Proceeds from the concert will go to four charities: Grassroots, one of Howard County's primary homeless shelters; AIDS Alliance of Howard County; FISH, a soup kitchen and pantry in Laurel; and World Vision, an international disaster relief organization.

"I was there last year," said Andrea Ingram, director of Grassroots. "It's a wonderful and beautiful family event."

Last year, the crowd of 500 contributed more than $2,200 at the concert for charity.

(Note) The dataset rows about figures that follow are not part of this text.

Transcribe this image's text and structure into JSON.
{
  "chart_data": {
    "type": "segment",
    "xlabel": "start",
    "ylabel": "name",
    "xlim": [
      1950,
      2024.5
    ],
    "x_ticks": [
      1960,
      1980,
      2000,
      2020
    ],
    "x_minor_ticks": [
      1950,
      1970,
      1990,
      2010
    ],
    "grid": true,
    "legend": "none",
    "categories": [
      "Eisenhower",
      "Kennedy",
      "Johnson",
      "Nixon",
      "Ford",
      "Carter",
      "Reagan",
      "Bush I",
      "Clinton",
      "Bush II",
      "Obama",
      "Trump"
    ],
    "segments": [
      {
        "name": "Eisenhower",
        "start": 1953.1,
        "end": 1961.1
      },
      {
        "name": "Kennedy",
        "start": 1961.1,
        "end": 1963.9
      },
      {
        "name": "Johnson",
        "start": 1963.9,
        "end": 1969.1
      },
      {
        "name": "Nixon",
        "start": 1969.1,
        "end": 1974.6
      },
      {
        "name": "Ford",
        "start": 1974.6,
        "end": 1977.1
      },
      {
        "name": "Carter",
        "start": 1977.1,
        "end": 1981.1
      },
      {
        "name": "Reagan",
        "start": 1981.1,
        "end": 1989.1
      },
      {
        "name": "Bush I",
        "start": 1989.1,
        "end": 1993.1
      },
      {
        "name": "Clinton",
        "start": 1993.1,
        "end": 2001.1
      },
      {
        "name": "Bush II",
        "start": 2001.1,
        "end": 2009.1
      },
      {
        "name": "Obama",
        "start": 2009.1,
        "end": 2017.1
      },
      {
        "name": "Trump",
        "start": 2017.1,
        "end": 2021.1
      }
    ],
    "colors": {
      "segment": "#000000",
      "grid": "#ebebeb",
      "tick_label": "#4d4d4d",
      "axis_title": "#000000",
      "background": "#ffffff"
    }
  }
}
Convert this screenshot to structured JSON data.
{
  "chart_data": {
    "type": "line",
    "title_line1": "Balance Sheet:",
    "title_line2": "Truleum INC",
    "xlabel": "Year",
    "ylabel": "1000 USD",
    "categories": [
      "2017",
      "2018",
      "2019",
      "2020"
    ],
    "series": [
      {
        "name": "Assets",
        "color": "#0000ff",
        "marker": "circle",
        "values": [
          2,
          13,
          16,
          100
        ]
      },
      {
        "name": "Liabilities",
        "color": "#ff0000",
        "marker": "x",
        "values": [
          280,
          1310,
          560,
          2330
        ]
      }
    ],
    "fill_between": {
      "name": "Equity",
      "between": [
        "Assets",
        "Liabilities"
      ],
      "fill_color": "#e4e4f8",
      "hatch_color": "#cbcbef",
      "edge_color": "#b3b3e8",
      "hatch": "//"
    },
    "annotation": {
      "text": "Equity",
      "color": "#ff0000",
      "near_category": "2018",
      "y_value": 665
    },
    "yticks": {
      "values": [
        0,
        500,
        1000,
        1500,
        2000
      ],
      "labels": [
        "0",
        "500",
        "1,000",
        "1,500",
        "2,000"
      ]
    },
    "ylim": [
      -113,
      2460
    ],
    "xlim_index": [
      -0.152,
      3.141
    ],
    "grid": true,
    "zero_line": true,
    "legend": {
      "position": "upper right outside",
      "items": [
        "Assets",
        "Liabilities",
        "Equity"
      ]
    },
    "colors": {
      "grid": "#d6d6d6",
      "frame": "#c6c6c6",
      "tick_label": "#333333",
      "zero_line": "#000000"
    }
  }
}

Mr. Miles said he wants to raise at least $5,000 this year from donations and advertisements in the concert program.

The choir already has raised $1,000 for charity by selling the advertisements.

An additional $2,000 collected for ads will go to pay the orchestra and four soloists.

For its part, the mill waived the $1,200 room rental fee. Those who cannot fit into the Great Room will be able to watch the performance on three or four monitors that will be set up around the mill.

"We're excited to have [the 'Messiah'] performed here," said Beverly Schwink, the mill's manager. "It went so well last year, we're very excited to have a repeat performance."